No começo da década de 90, a ilusão triunfalista do “fim do comunismo” produziu nos liberais brasileiros a mais desconcertante das mutações: fez com que daí por diante eles concentrassem suas baterias na propaganda das vantagens da economia de mercado e na apologia abstrata do Estado de Direito, como se não lhes restasse outro inimigo a enfrentar. A esse programa acrescentou-se apenas, a partir de 2002, o combate à corrupção petista – muito mais brando e educado do que aquele que o PT havia travado contra os governos Collor e FHC. Se esse mesmo período foi também o da ascensão da esquerda ao controle hegemônico do Estado e da sociedade, só um cérebro monstruosamente letárgico poderia ver aí só coincidência.

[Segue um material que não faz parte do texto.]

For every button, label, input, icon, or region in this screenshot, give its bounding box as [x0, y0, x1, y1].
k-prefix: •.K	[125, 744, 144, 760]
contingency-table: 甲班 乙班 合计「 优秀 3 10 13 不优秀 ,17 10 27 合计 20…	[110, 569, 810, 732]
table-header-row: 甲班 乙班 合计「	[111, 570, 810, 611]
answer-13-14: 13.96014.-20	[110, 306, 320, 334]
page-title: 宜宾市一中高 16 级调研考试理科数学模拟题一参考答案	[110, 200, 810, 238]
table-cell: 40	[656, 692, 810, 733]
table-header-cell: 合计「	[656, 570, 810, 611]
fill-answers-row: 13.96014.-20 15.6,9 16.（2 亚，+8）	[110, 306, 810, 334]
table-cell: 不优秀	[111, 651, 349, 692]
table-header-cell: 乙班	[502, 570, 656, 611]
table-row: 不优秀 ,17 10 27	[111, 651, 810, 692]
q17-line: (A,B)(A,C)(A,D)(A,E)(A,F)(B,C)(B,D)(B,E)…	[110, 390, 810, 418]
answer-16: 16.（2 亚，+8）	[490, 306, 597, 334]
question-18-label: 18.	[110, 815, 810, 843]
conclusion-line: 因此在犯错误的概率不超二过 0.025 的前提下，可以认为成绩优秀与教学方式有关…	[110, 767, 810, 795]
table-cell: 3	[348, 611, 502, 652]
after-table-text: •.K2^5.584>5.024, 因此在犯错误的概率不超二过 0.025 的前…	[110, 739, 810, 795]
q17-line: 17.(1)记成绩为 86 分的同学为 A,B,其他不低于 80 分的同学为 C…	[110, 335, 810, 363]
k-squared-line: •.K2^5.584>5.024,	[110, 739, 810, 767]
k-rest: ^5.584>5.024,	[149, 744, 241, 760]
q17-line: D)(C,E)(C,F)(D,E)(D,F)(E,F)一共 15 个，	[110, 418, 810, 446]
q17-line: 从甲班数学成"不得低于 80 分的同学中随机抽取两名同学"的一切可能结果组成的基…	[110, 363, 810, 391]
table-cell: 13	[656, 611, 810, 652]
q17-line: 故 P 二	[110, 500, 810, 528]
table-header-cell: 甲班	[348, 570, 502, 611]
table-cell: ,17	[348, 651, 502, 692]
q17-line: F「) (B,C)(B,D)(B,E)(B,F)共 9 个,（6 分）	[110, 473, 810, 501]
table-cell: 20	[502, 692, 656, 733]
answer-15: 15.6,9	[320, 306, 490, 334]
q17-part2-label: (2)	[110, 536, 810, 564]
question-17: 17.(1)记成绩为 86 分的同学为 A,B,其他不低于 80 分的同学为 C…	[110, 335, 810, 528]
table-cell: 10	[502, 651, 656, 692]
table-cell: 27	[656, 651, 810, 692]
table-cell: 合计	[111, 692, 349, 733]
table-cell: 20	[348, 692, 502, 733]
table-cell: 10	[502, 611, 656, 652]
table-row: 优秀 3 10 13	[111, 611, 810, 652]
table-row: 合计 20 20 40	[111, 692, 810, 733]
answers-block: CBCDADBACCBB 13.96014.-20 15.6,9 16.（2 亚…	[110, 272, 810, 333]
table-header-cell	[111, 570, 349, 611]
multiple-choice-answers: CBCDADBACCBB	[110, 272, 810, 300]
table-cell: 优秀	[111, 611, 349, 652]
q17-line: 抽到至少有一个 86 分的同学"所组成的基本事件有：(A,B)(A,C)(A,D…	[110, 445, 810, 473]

Ao desmantelamento parcial e aparente da URSS seguiu-se, na América Latina, a fundação do Foro de São Paulo. Quando as Farc, em carta ao PT, celebram essa fundação como o acontecimento providencial que salvou da extinção o movimento comunista no continente, elas sabem muito bem do que estão falando: partidos legais e organizações criminosas de esquerda são hoje os dominadores incontestes da América Latina.

Isso aconteceu precisamente no período em que os liberais, desejando limpar-se de toda contaminação com a imagem de um passado conservador, não só se abstinham de toda menção ao perigo comunista, mas não escondiam sua má vontade hostil ante quem quer que ousasse tocar no assunto. Se, numa disputa política, um dos lados está disposto a todos os sacrifícios para reconquistar o terreno perdido e o outro se sente comprometido a jamais denunciar o que o adversário está fazendo, não é preciso ser muito esperto para saber quem vai ganhar a briga. Mas os liberais já a perderam, e a maioria deles ainda se recusa a entender o porquê.

Não percebem, essas angélicas criaturas, que toda a sua retórica não pode fazer nenhum mal à esquerda, a qual já se apossou dela quase que por inteiro, ao ponto de ser acusada, por alguns de seus membros mais loucos e por seus próprios agentes de desinformação empenhados em espalhar falsas pistas, de haver se bandeado para a direita.

O inimigo que hoje se perfila diante dos liberais e conservadores do continente não é um nebuloso “populismo”, não é um mero estatismo administrativo, não é um adocicado burocratismo social-democrata de estilo europeu: é o marxismo-leninismo, é o bom e velho comunismo de sempre, hoje com uma estratégia mais abrangente e flexível do que nunca e com adversários mais tímidos e bobocas do que seus sonhos mais róseos poderiam jamais ter concebido.